BC is a centrality measure defined as the fraction of all shortest paths in the network that pass through a given node (Freeman, 1977). It was computed using the Brain Connectivity Toolbox (https://sites.google.com/site/bctnet/)(Rubinov and Sporns, 2010). Each node has a BC index; we used BC information of all nodes (which can be noisy) as well as a small set of selected nodes with high betweenness centrality. For the latter approach, we combined the networks of all the subjects to obtain an average pooled network and thresholded it by retaining only 30% of the edges with highest weights. Then the BC of each node of this mean network was computed. The nodes were then ordered based on their centrality from low to high. To determine how many nodes should be chosen for comparing the two groups, the BC values were plotted against the ranks (ranking BC from low to high). As shown in Fig. 1, there are two regimes showing linear relation between BC values and ranks and a transition zone. The first linear regime comprises BC ranks from 1 to 200 and follows a small slope; the second linear regime comprises BC ranks from 269 to 278, and has a much greater slope. We selected the nodes within regime 2 as it has the largest BC difference between nodes, and therefore less sensitive to confounds and noise. This selection resulted into ten nodes with highest BC, which were called hubs throughout this manuscript. Note that they are not necessarily hubs in terms of degree (Lynall et al., 2010; Rubinov and Sporns, 2010) or in terms of other existent centrality measurements (Zuo et al., 2012).

Figure 1.

Betweenness centrality as a function of ranks. The graph clearly shows two zones where BC values increases linearly with ranks. Zone 1 is approximately from rank 1 – 200; zone 2 is from rank 269–278. The top 10% nodes with highest BC are marked with solid circles.

Support Vector Machine

For the particular case of supervised two-class classification, SVM starts with the selection of some features as the basis for classification. These features form a high dimensional space. The next step is the classifier training. Linear SVM uses some models to find an optimal solution of a hyperplane that separates the classes and maximizes their margins. SVM can then be applied on a new vector in the feature space to predict which class it is associated with. Linear SVM analysis was performed on the nodal betweenness centrality data using the Matlab toolbox from LIBSVM that is freely available online (http://www.csie.ntu.edu.tw/~cjlin/libsvm/). The computed BC is susceptible to the variability of the constructed functional network and the effectiveness of the SVM may also suffer from large inter-subject variability. Therefore, we compared four different feature spaces: BC values of all nodes, BC values of selected hubs, BC ranks of all nodes and BC ranks of selected hubs. We adopted the ‘leave-one-out scheme’ to evaluate the accuracy rate of differentiating schizophrenia from non-psychiatric controls. For each NC or SZ subject, we used the remaining subjects (NC and SZ) as a training set, calculating the SVM parameters and applying new SVM model on the separated subject to predict if it belongs to SZ or NC group. An overall prediction rate was obtained by averaging the prediction accuracy (0 for wrong and 1 for correct) of each subject. For different methods, the regularization parameter was adjusted to obtain the highest prediction accuracy rate. As a control, two approaches were employed to test SVM in different conditions. First, we tested whether the hub nodes were differentially relevant for classification. We used different sets of nodes other than the hub nodes in SVM while keeping the same number of features. Second, we tested if there is a true difference in SZ and NC. Hence, we mixed all the subjects in the training set (mislabeling) and later performed SVM in the exact same way.

RESULTS

Betweenness centrality of each node was calculated for the average functional network. We reordered nodes based on their BC values. Figure 1 shows the BC values as a function of their ranks. The top ten nodes (solid dots) with highest betweenness centrality were considered as hubs. Because these nodes have the largest span of BC values as compared to any other ten nodes with continuous ranks, they were used for classifying the two groups.

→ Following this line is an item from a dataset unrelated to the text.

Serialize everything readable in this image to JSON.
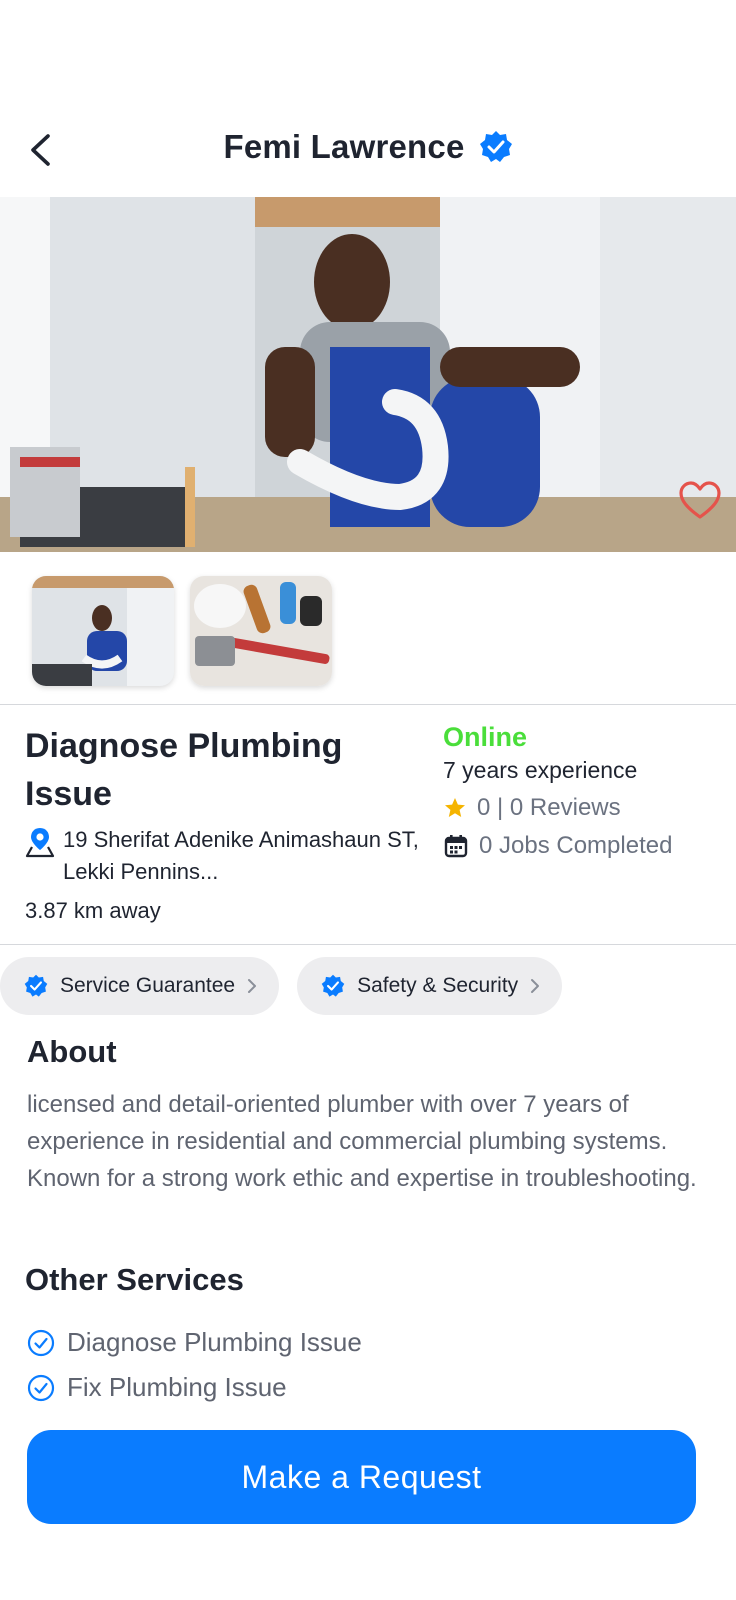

Before performing the SVM analysis, head motion was analyzed based on motion correction output to investigate if there was any correlation between the head motion and nodal BC values. Figure 2A compares both mean translational (blue) and rotational (red) motions between the SZ and NC groups. Error bars denote standard errors within each group. The SZ group had more motion than the non-psychiatric controls. The two sample t-test shows a significant difference for rotation (p = 0.001) and translation (p = 0.01). The variation of the motion is also larger for the schizophrenia subjects. The correlation coefficients between translational/rotational head motion and nodal BC values for all NC subjects are shown in Fig. 2B. The nodes are sorted based on their BC ranks of the average functional network of all subjects. The correlation coefficients fluctuate in the range of −0.5 to 0.5, with values 0.0003±0.1844 for translational motion and 0.0043±0.1897 for rotational motion. It can be seen that the level of fluctuation between nodes stays similar in the whole BC range and there is no apparent correlation between the correlation coefficients and BC rank (−0.05 for translational motion, −0.04 for rotational motion). Thus, while head motion was significantly different between NC and SZ groups, it did not yield significant effect on nodal betweenness centrality, and therefore will not affect our BC based SVM analysis.

Figure 2.

Comparison of both mean translational (blue) and rotational (red) motions between the SZ and NC groups (A); standard errors of motion within each group are indicated by the error bars. Correlation coefficients between motion parameters and BC values are shown in (B).

The thresholded average functional network obtained is shown in Figure 3 as graphs. The position of the nodes represents the center of mass of the actual location of ROIs in the parcellation projected on one plane (coronal or sagittal). The size of the node is proportional to the square root of its BC value. Only 5% of all the edges were retained for better viewing. Even with this threshold, the network is connected as a whole component. In other words, there are no isolated nodes or sub-networks. The nodes with high BC values are widely distributed over the brain. There are many intra-hemispheric connections (as shown in the sagittal views) as well as a significant number of inter-hemisphere connections, especially in the parietal and occipital lobes. It should be noted that the nodes with higher betweenness centrality do not necessarily have higher degree.

Figure 3.

Mean functional networks with 5% edges retained. The location of the nodes represents the coordinates of parcellated regions in MNI template. The size of the nodes is proportional to the square root of their BC values.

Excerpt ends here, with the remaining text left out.